Dated TIC Data Shows Demand for US Treasuries Falling Sharply Back in June...
The latest TIC, or Treasury International Capital data, for the month of June, showed that foreign investors bought less US government debt In June. Treasuries were sold to the tune of $18.3 billion, which is the biggest one-month slide since June of 2000. If we look at a broader category, overall foreign investors bought a net $3.7 billion of long-term US assets in June which is down sharply from $24.2 billion in May.
But, we should take this data release as one that is quite dated. The drop was likely a result of the escalating budget and debt ceiling debate we had in Washington during the month which extended well into July, and into the beginning of August. We should therefore see July's TIC data come in weaker than expected.
In August however, we saw a resumption of capital flows towards US treasuries as equity markets around the globe fell and we had a "flight to safety". That happened even despite the S&P downgrade of the US credit rating was a main catalyst for the sharp equity selloff.
If would take a look inside of the data we see that the official demand from foreign investors - that is central banks - increased during the month, as China for instance increase its holdings of Treasuries in June. The declines were concentrated in Luxembourg and the Cayman Islands, which suggests that it's private funds that were doing most of the selling during the month.
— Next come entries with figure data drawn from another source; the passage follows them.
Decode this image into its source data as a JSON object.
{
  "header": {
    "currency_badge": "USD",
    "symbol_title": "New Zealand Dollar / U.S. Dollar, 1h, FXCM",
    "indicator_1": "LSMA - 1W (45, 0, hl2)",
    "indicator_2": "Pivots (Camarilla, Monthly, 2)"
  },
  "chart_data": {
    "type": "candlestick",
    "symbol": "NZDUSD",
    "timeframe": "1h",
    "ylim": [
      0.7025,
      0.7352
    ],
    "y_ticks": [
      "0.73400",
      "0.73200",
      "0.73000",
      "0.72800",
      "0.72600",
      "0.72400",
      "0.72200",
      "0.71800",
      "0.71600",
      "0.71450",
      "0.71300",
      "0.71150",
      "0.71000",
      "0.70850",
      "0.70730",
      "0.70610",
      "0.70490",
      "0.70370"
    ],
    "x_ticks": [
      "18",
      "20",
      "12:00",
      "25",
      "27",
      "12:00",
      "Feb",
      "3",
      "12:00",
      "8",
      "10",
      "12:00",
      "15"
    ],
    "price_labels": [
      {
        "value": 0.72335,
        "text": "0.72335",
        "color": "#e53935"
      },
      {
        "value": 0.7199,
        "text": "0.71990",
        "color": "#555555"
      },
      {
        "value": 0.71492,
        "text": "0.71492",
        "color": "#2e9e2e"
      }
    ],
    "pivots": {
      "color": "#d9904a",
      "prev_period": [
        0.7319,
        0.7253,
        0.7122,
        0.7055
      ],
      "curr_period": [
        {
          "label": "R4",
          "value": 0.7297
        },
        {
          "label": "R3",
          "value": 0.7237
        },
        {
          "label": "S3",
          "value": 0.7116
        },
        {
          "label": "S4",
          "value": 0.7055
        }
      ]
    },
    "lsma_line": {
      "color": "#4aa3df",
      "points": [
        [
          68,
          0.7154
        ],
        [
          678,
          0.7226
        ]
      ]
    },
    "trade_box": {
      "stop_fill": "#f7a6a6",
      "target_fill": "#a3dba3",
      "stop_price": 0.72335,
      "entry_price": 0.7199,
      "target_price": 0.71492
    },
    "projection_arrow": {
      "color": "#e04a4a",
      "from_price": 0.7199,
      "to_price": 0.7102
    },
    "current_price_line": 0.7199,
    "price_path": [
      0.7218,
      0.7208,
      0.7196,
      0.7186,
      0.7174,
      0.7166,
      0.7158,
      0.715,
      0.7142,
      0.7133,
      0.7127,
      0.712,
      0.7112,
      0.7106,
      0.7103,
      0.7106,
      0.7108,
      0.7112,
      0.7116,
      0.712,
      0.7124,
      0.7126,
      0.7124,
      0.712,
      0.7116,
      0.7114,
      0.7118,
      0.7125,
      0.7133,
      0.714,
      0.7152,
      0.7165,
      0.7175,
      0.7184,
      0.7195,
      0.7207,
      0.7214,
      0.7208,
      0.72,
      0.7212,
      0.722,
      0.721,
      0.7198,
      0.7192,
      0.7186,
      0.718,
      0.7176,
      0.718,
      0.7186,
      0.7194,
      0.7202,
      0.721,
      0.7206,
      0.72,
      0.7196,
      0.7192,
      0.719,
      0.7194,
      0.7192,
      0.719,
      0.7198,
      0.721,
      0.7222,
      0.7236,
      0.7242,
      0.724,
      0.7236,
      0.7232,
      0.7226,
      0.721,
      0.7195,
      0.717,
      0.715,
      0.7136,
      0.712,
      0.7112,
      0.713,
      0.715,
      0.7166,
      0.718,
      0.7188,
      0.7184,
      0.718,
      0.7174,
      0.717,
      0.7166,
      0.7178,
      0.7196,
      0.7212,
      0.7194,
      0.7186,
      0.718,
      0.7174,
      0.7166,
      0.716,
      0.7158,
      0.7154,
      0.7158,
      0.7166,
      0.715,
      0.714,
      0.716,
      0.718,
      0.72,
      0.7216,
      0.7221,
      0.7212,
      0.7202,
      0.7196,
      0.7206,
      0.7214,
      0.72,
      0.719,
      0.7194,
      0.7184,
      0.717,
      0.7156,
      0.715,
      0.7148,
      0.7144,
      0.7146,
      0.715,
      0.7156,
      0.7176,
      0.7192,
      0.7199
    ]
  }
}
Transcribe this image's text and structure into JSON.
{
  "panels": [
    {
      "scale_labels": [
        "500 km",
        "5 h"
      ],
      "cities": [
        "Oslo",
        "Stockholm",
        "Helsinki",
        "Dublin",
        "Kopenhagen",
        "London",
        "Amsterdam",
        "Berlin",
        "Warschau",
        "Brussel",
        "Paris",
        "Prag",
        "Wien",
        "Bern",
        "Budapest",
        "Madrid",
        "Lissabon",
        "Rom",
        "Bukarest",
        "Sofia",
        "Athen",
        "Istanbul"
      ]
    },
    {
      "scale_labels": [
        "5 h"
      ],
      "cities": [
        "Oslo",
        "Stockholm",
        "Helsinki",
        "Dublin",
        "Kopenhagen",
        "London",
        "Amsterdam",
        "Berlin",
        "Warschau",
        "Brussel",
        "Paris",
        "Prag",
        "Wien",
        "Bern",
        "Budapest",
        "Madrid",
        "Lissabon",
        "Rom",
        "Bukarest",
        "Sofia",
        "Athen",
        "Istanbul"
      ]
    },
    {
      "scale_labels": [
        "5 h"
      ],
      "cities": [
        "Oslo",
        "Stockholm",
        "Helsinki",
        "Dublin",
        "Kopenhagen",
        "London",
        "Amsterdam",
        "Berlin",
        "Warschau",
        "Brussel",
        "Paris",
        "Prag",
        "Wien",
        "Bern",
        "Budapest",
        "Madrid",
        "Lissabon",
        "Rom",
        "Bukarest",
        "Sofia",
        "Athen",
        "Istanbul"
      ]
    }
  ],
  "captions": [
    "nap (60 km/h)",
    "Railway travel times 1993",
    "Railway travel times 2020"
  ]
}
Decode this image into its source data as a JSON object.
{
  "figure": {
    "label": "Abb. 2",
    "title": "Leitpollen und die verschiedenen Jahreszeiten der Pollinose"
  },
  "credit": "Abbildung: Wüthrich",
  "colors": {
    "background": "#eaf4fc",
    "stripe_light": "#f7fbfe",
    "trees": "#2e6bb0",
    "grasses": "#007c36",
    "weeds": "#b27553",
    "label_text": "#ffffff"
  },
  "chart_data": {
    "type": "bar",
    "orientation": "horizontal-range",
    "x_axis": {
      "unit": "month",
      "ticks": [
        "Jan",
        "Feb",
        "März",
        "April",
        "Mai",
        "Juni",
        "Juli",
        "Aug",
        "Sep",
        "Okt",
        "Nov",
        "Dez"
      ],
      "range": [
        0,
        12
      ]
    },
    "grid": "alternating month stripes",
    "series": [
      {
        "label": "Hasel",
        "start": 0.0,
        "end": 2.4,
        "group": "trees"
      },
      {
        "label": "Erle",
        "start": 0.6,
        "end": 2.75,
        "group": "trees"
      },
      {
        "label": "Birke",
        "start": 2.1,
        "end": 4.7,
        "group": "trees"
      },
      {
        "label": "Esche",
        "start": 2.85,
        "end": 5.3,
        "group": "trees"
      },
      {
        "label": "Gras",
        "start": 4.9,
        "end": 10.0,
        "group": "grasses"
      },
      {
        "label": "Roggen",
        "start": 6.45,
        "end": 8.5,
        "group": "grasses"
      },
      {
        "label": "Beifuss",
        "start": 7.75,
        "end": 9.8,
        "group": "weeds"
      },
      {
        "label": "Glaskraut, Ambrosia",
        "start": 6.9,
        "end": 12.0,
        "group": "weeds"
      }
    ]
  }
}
...S&P500 Still Rallies as M&A Activity Boosts Confidence.
So even despite the weaker US data we saw a general positive tone towards sentiment in equities which created a double whammy for the USD. On the back of weaker fundamental data, it lost some of its allure as a safe haven as risk eased out of the market.
Current stock valuations as well as a pickup in takeovers overshadowed the economic data in the US and we saw stocks extending their rebound with the S&P 500, which is now up 6.6% since August 10 - the biggest three-day rally since March of 2009. As we remember that was our bottom following the financial crisis of 2008.
The biggest takeover was Google buying up Motorola Mobility, but also Time Warner Cable buying Insight Communications. These types of merge-and-acquisition developments usually are done when expectations are for stronger economic growth or valuations are key and it helped comfort investors which just came off one of the most volatile weeks in history. Therefore stronger stocks both in the US and in Europe helped to boost higher yielders and those currencies sensitive to risk sentiment while weakening the safe-havens including the US dollar.
USD Slumps vs EUR and Others in Reaction..
The Euro/US Dollar had one of the strongest reactions climbing from around 1.4320 prior to the release through resistance at 1.44 as well as 1.4450 reaching a high just above 1.4470 in the early in the New York morning trading session. This is the strongest the euro has been against the US dollar since June 27th. Our next clear level of resistance comes in at 1.4535, our highs from that period in late July.
Following the release we saw general US dollar weakness against higher yield, including the GBP, but also safe havens such as the JP Y and CHF. Commodity currencies, though not participating as strongly in the rout against the USD, because weaker manufacturing data from the US implies a weaker global growth rate, still managed to gain on the back of some positive risk sentiment.
The US dollar had the added misfortune of a weak economic release which shifts the fundamental bias against it. So in times of a good risk sentiment and weak US data we see the US dollar sold off.
It'll be important to monitor the rest of this week's key US indicators especially now on manufacturing. The worse the data, the more the calls will increase for another round of QE from the Fed which from a fundamental standpoint is a negative development for the US dollar.